Американха
Шрифт:
Из-за потери работы он сделался тише, между ним и внешним миром выросла тонкая стена. Он больше не бормотал «нация утонченного лизоблюдства», когда начинались вечерние новости по НТВ, [39] больше не произносил долгих монологов о том, как правительство Бабангиды сделало из нигерийцев недальновидных идиотов, больше не подтрунивал над мамой. И главное – начал подключаться к утренним молитвам.
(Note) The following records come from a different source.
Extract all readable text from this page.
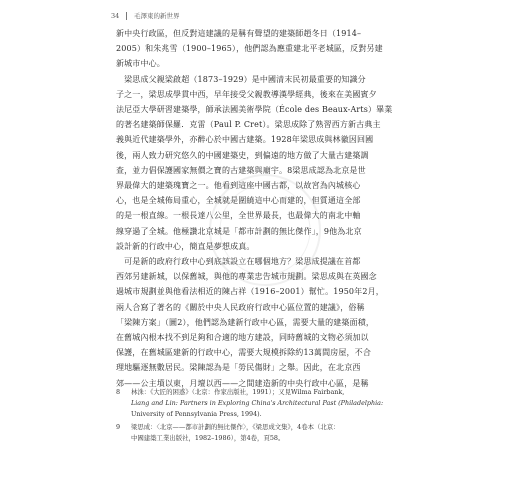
34 毛澤東的新世界
新中央行政區，但反對這建議的是稱有聲望的建築師趙冬日（1914–
2005）和朱兆雪（1900–1965），他們認為應重建北平老城區，反對另建
新城市中心。
　梁思成父親梁啟超（1873–1929）是中國清末民初最重要的知識分
子之一，梁思成學貫中西，早年接受父親教導漢學經典，後來在美國賓夕
法尼亞大學研習建築學，師承法國美術學院（École des Beaux-Arts）畢業
的著名建築師保羅．克雷（Paul P. Cret）。梁思成除了熟習西方新古典主
義與近代建築學外，亦醉心於中國古建築。1928年梁思成與林徽因回國
後，兩人致力研究悠久的中國建築史，到偏遠的地方做了大量古建築調
查，並力倡保護國家無價之寶的古建築與廟宇。8梁思成認為北京是世
界最偉大的建築瑰寶之一。他看到這座中國古都，以故宮為內城核心
心，也是全城佈局重心，全城就是圍繞這中心而建的，但質通這全部
的是一根直線。一根長達八公里，全世界最長，也最偉大的南北中軸
線穿過了全城。他極讚北京城是「都市計劃的無比傑作」，9他為北京
設計新的行政中心，簡直是夢想成真。
　可是新的政府行政中心到底該設立在哪個地方？梁思成提議在首都
西郊另建新城，以保舊城，與他的專業忠告城市規劃。梁思成與在英國念
過城市規劃並與他看法相近的陳占祥（1916–2001）幫忙。1950年2月，
兩人合寫了著名的《關於中央人民政府行政中心區位置的建議》，俗稱
「梁陳方案」（圖2），他們認為建新行政中心區，需要大量的建築面積，
在舊城內根本找不到足夠和合適的地方建設，同時舊城的文物必須加以
保護，在舊城區建新的行政中心，需要大規模拆除約13萬間房屋，不合
理地驅逐無數居民。梁陳認為是「勞民傷財」之舉。因此，在北京西
郊——公主墳以東，月壇以西——之間建造新的中央行政中心區，是稱
8 林洙：《大匠的困惑》（北京：作家出版社，1991）；又見Wilma Fairbank,
Liang and Lin: Partners in Exploring China's Architectural Past (Philadelphia:
University of Pennsylvania Press, 1994).
9 梁思成：〈北京——都市計劃的無比傑作〉，《梁思成文集》，4卷本（北京：
中國建築工業出版社，1982–1986），第4卷，頁58。
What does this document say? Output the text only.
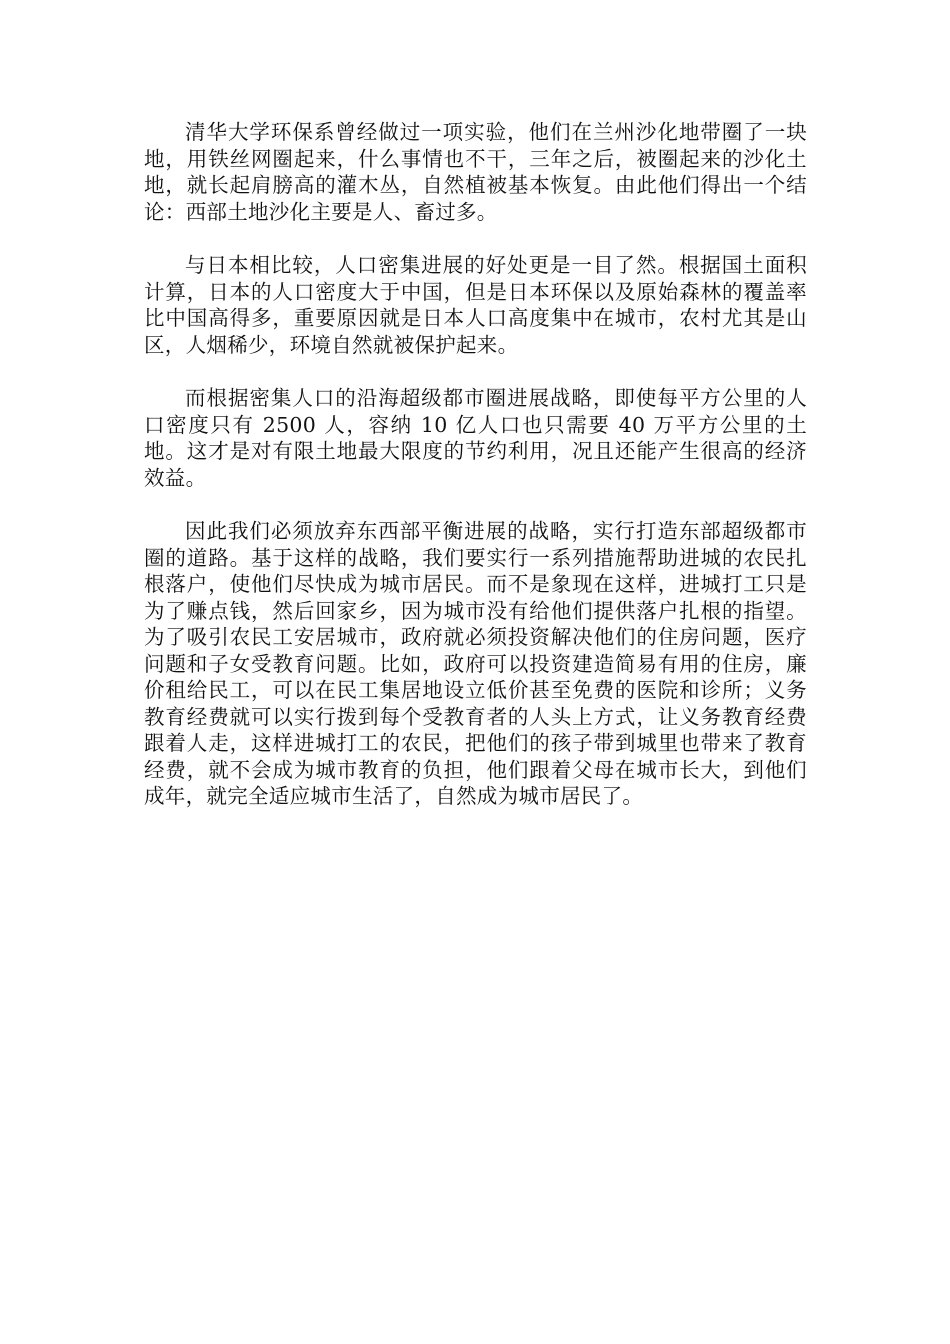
清华大学环保系曾经做过一项实验，他们在兰州沙化地带圈了一块地，用铁丝网圈起来，什么事情也不干，三年之后，被圈起来的沙化土地，就长起肩膀高的灌木丛，自然植被基本恢复。由此他们得出一个结论：西部土地沙化主要是人、畜过多。

与日本相比较，人口密集进展的好处更是一目了然。根据国土面积计算，日本的人口密度大于中国，但是日本环保以及原始森林的覆盖率比中国高得多，重要原因就是日本人口高度集中在城市，农村尤其是山区，人烟稀少，环境自然就被保护起来。

而根据密集人口的沿海超级都市圈进展战略，即使每平方公里的人口密度只有 2500 人，容纳 10 亿人口也只需要 40 万平方公里的土地。这才是对有限土地最大限度的节约利用，况且还能产生很高的经济效益。

因此我们必须放弃东西部平衡进展的战略，实行打造东部超级都市圈的道路。基于这样的战略，我们要实行一系列措施帮助进城的农民扎根落户，使他们尽快成为城市居民。而不是象现在这样，进城打工只是为了赚点钱，然后回家乡，因为城市没有给他们提供落户扎根的指望。为了吸引农民工安居城市，政府就必须投资解决他们的住房问题，医疗问题和子女受教育问题。比如，政府可以投资建造简易有用的住房，廉价租给民工，可以在民工集居地设立低价甚至免费的医院和诊所；义务教育经费就可以实行拨到每个受教育者的人头上方式，让义务教育经费跟着人走，这样进城打工的农民，把他们的孩子带到城里也带来了教育经费，就不会成为城市教育的负担，他们跟着父母在城市长大，到他们成年，就完全适应城市生活了，自然成为城市居民了。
Прежде никогда в них не участвовал, мама лишь однажды настояла – перед поездкой в родной город. «Помолимся и покроем дороги кровью Христовой», – сказала она, а он ответил, что дороги были б безопаснее – не такие скользкие, если б не покрывала их никакая кровь. Мама нахмурилась, а Ифемелу хохотала и хохотала.
39
Нигерийское
Хоть в церковь не начал ходить. Ифемелу возвращалась из церкви с матерью, и они заставали отца на полу – он копался в своих пластинках, пел вместе с проигрывателем. Он всегда выглядел свежим, отдохнувшим, словно пребывание наедине с музыкой напитывало его. Но, потеряв работу, он почти перестал слушать музыку. Они с мамой приходили домой и заставали его за обеденным столом – он склонялся над листками бумаги, писал письма в газеты и журналы. И Ифемелу понимала: дали б ему такую возможность – теперь он бы Маменькой свою начальницу все же назвал.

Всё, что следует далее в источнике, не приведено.